Aside from their premium price, one of the other key challenges facing complete-catalog boxed sets has been the shrinking number of physical retail outlets that would carry such titles. As a result, much of the marketing is focused online, including official artist websites, fan clubs and other Web communities.

Sony Legacy sells its Complete Albums Collection series exclusively through its PopMarket.com daily deal site. Rhino sold out its 7,200-unit run of the Grateful Dead's Europe '72 in four days through the band's official site Dead.net. To meet demand, Rhino then offered-at the same price of $450-an "All the Music" edition of Europe '72 that includes all 22 shows on 72 discs in soft-packs, but without the coffee-table book from the limited edition.

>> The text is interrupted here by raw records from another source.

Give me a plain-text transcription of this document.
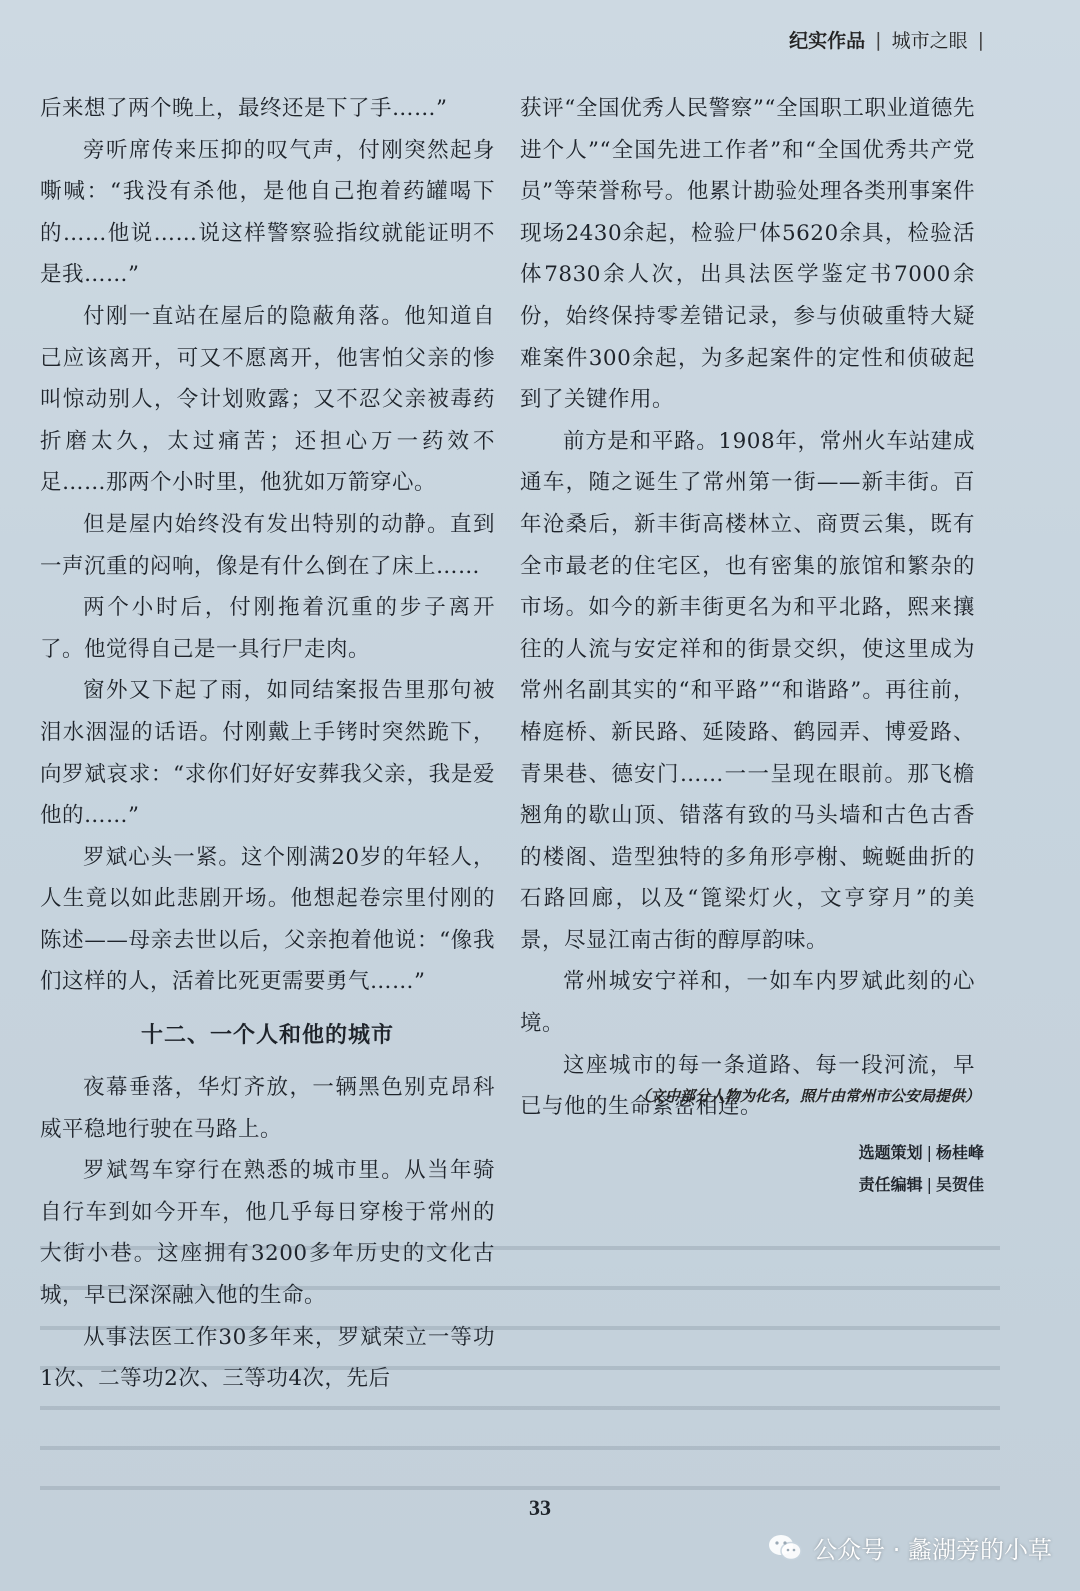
纪实作品 | 城市之眼 |

后来想了两个晚上，最终还是下了手……”

旁听席传来压抑的叹气声，付刚突然起身嘶喊：“我没有杀他，是他自己抱着药罐喝下的……他说……说这样警察验指纹就能证明不是我……”

付刚一直站在屋后的隐蔽角落。他知道自己应该离开，可又不愿离开，他害怕父亲的惨叫惊动别人，令计划败露；又不忍父亲被毒药折磨太久，太过痛苦；还担心万一药效不足……那两个小时里，他犹如万箭穿心。

但是屋内始终没有发出特别的动静。直到一声沉重的闷响，像是有什么倒在了床上……

两个小时后，付刚拖着沉重的步子离开了。他觉得自己是一具行尸走肉。

窗外又下起了雨，如同结案报告里那句被泪水洇湿的话语。付刚戴上手铐时突然跪下，向罗斌哀求：“求你们好好安葬我父亲，我是爱他的……”

罗斌心头一紧。这个刚满20岁的年轻人，人生竟以如此悲剧开场。他想起卷宗里付刚的陈述——母亲去世以后，父亲抱着他说：“像我们这样的人，活着比死更需要勇气……”

十二、一个人和他的城市

夜幕垂落，华灯齐放，一辆黑色别克昂科威平稳地行驶在马路上。

罗斌驾车穿行在熟悉的城市里。从当年骑自行车到如今开车，他几乎每日穿梭于常州的大街小巷。这座拥有3200多年历史的文化古城，早已深深融入他的生命。

从事法医工作30多年来，罗斌荣立一等功1次、二等功2次、三等功4次，先后

获评“全国优秀人民警察”“全国职工职业道德先进个人”“全国先进工作者”和“全国优秀共产党员”等荣誉称号。他累计勘验处理各类刑事案件现场2430余起，检验尸体5620余具，检验活体7830余人次，出具法医学鉴定书7000余份，始终保持零差错记录，参与侦破重特大疑难案件300余起，为多起案件的定性和侦破起到了关键作用。

前方是和平路。1908年，常州火车站建成通车，随之诞生了常州第一街——新丰街。百年沧桑后，新丰街高楼林立、商贾云集，既有全市最老的住宅区，也有密集的旅馆和繁杂的市场。如今的新丰街更名为和平北路，熙来攘往的人流与安定祥和的街景交织，使这里成为常州名副其实的“和平路”“和谐路”。再往前，椿庭桥、新民路、延陵路、鹤园弄、博爱路、青果巷、德安门……一一呈现在眼前。那飞檐翘角的歇山顶、错落有致的马头墙和古色古香的楼阁、造型独特的多角形亭榭、蜿蜒曲折的石路回廊，以及“篦梁灯火，文亨穿月”的美景，尽显江南古街的醇厚韵味。

常州城安宁祥和，一如车内罗斌此刻的心境。

这座城市的每一条道路、每一段河流，早已与他的生命紧密相连。

（文中部分人物为化名，照片由常州市公安局提供）
选题策划 | 杨桂峰
责任编辑 | 吴贺佳
33
公众号 · 蠡湖旁的小草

"The great thing about Dead.net," says Mark Pinkus, senior VP of worldwide licensing for Rhino and Grateful Dead Properties, "is that fans are consistently looking there for new releases and this has given us encouragement that fans are ready to step up and buy [large boxes]."

EMI's Pink Floyd campaign appears poised to be the fall's most prominent reissue rollout. On Sept. 27, the label released Discovery, a 16-CD collection that includes all of the band's studio albums. There is also, for the first time in the group's career, a single-disc "best of" collection that EMI sees as a mainstay for Walmart, Target and other big-box retailers.

Also coming are "Immersion Box Sets" dedicated to "The Dark Side of the Moon," "Wish You Were Here" and "The Wall." Each will contain five to seven discs, with 5.1 surround and quadraphonic mixes plus books and artwork, as well as simpler versions with fewer discs. "The Dark Side of the Moon" sets were released Sept. 26 with Wish You Were Here editions due Nov. 7; the two versions of "The Wall" are coming Feb. 27.

The rollout is designed to use Pink Floyd's biggest-selling albums as tentpoles for the series, says Bill Gagnon, senior VP/GM of catalog marketing for EMI Music North America, noting the budget to market and advertise the Pink Floyd albums is north of $2 million.

EMI's September 2009 reissue of the Beatles catalog was an encouraging sign of consumer interest in complete-catalog collections, Gagnon says. The campaign included the release of a 16-disc stereo boxed set that has sold 258,000 units in the United States, and a 13-disc mono box that has sold 63,000, according to Nielsen SoundScan.

"The lesson we learned [from the Beatles reissues] is that if you develop very high-end product, people will perceive them as good consumer value," he says. "We were nervous with the Beatles [boxes], but that experience has given us confidence."